The Garage, Downtown Square


He nods thoughtfully, staring at an empty space.

"You should go," he finally comments after a long thought.

I look at him, puzzled. "What?" 

What's with the sudden approval? It's like he doesn't want me around here. Frankly, it kinda hurts.

He waves me away."Go embrace your youth." 

"But"—

"O-puhp-puhp!" — he raises his hand to shut me up — "Before you say anything, I'm not gonna pay for any overtime."

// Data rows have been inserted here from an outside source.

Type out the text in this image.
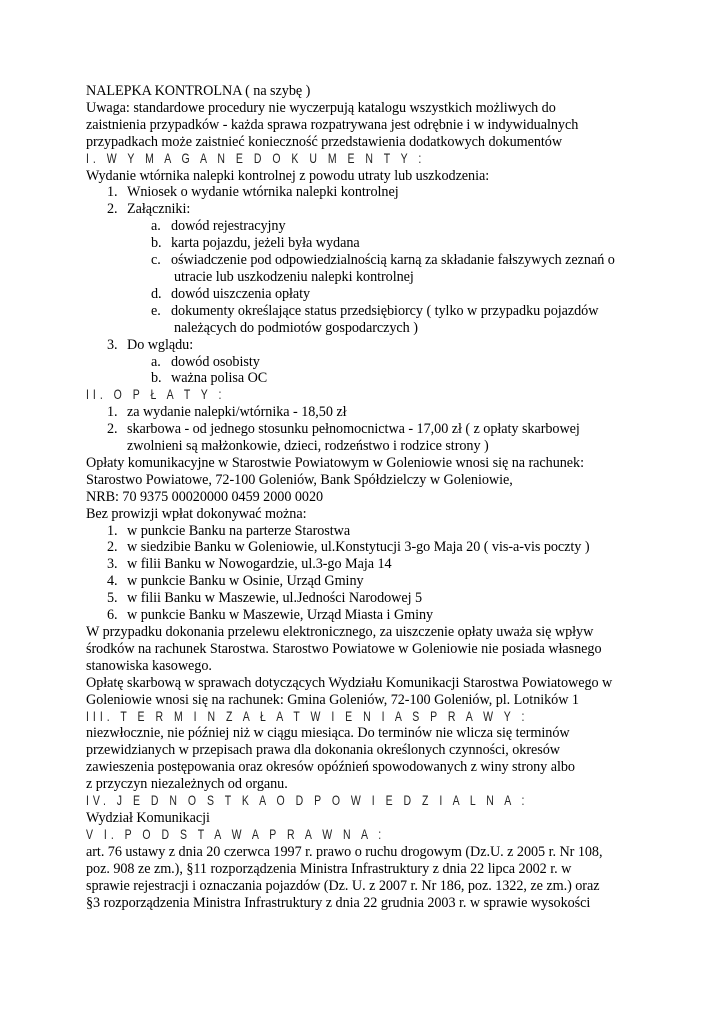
NALEPKA KONTROLNA ( na szybę )
Uwaga: standardowe procedury nie wyczerpują katalogu wszystkich możliwych do
zaistnienia przypadków - każda sprawa rozpatrywana jest odrębnie i w indywidualnych
przypadkach może zaistnieć konieczność przedstawienia dodatkowych dokumentów
I. W Y M A G A N E D O K U M E N T Y :
Wydanie wtórnika nalepki kontrolnej z powodu utraty lub uszkodzenia:
1. Wniosek o wydanie wtórnika nalepki kontrolnej
2. Załączniki:
a. dowód rejestracyjny
b. karta pojazdu, jeżeli była wydana
c. oświadczenie pod odpowiedzialnością karną za składanie fałszywych zeznań o
utracie lub uszkodzeniu nalepki kontrolnej
d. dowód uiszczenia opłaty
e. dokumenty określające status przedsiębiorcy ( tylko w przypadku pojazdów
należących do podmiotów gospodarczych )
3. Do wglądu:
a. dowód osobisty
b. ważna polisa OC
II. O P Ł A T Y :
1. za wydanie nalepki/wtórnika - 18,50 zł
2. skarbowa - od jednego stosunku pełnomocnictwa - 17,00 zł ( z opłaty skarbowej
zwolnieni są małżonkowie, dzieci, rodzeństwo i rodzice strony )
Opłaty komunikacyjne w Starostwie Powiatowym w Goleniowie wnosi się na rachunek:
Starostwo Powiatowe, 72-100 Goleniów, Bank Spółdzielczy w Goleniowie,
NRB: 70 9375 00020000 0459 2000 0020
Bez prowizji wpłat dokonywać można:
1. w punkcie Banku na parterze Starostwa
2. w siedzibie Banku w Goleniowie, ul.Konstytucji 3-go Maja 20 ( vis-a-vis poczty )
3. w filii Banku w Nowogardzie, ul.3-go Maja 14
4. w punkcie Banku w Osinie, Urząd Gminy
5. w filii Banku w Maszewie, ul.Jedności Narodowej 5
6. w punkcie Banku w Maszewie, Urząd Miasta i Gminy
W przypadku dokonania przelewu elektronicznego, za uiszczenie opłaty uważa się wpływ
środków na rachunek Starostwa. Starostwo Powiatowe w Goleniowie nie posiada własnego
stanowiska kasowego.
Opłatę skarbową w sprawach dotyczących Wydziału Komunikacji Starostwa Powiatowego w
Goleniowie wnosi się na rachunek: Gmina Goleniów, 72-100 Goleniów, pl. Lotników 1
III. T E R M I N Z A Ł A T W I E N I A S P R A W Y :
niezwłocznie, nie później niż w ciągu miesiąca. Do terminów nie wlicza się terminów
przewidzianych w przepisach prawa dla dokonania określonych czynności, okresów
zawieszenia postępowania oraz okresów opóźnień spowodowanych z winy strony albo
z przyczyn niezależnych od organu.
IV. J E D N O S T K A O D P O W I E D Z I A L N A :
Wydział Komunikacji
V I. P O D S T A W A P R A W N A :
art. 76 ustawy z dnia 20 czerwca 1997 r. prawo o ruchu drogowym (Dz.U. z 2005 r. Nr 108,
poz. 908 ze zm.), §11 rozporządzenia Ministra Infrastruktury z dnia 22 lipca 2002 r. w
sprawie rejestracji i oznaczania pojazdów (Dz. U. z 2007 r. Nr 186, poz. 1322, ze zm.) oraz
§3 rozporządzenia Ministra Infrastruktury z dnia 22 grudnia 2003 r. w sprawie wysokości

"Is it so hard to believe I'm here because I just love to listen to your elderly wisdom?" I bat my eyelashes at him, pouting my lips.

He rolls his eyes, "The same way I just enjoy your youthful sarcastic quips, too. Too bad, I'm closing early."

"But you never close up early," this time it was my turn to scrutinize him suspiciously. I squint my eyes. "Unless..."

His eyes stray off, refusing to meet my probing stare.

Suddenly it hits me.

I squeal, jumping up and down while pointing at him like a child. "You have a date!"

A drop of sweat trickles his brow. "Kid"—

"You finally did it and asked her out!"

"List"—

I urgently grab his collar. "Please tell me you're planning to use a deodorant or at least a shower. You can't have Clem smell" —

Before I close in for a sniff, he shoots his hands out and captures my face. 

He stretches and kneads my cheeks, making me stop. My weakness!

"Ow-ow-ow-ow!" I swat his hands away to no avail.

"Don't be ridiculous. Old Man Jin just invited me for a pint at the pub," he explains, releasing my aching red cheeks.

I lightly rub my cheeks and wince at the tingling sensation. "Really? I never knew you were best buds." 

"We're not," he says cryptically.

"A-ha!" — I smack my hands together — "Then why's he treating you for a pint? Everybody knows he's a total miser."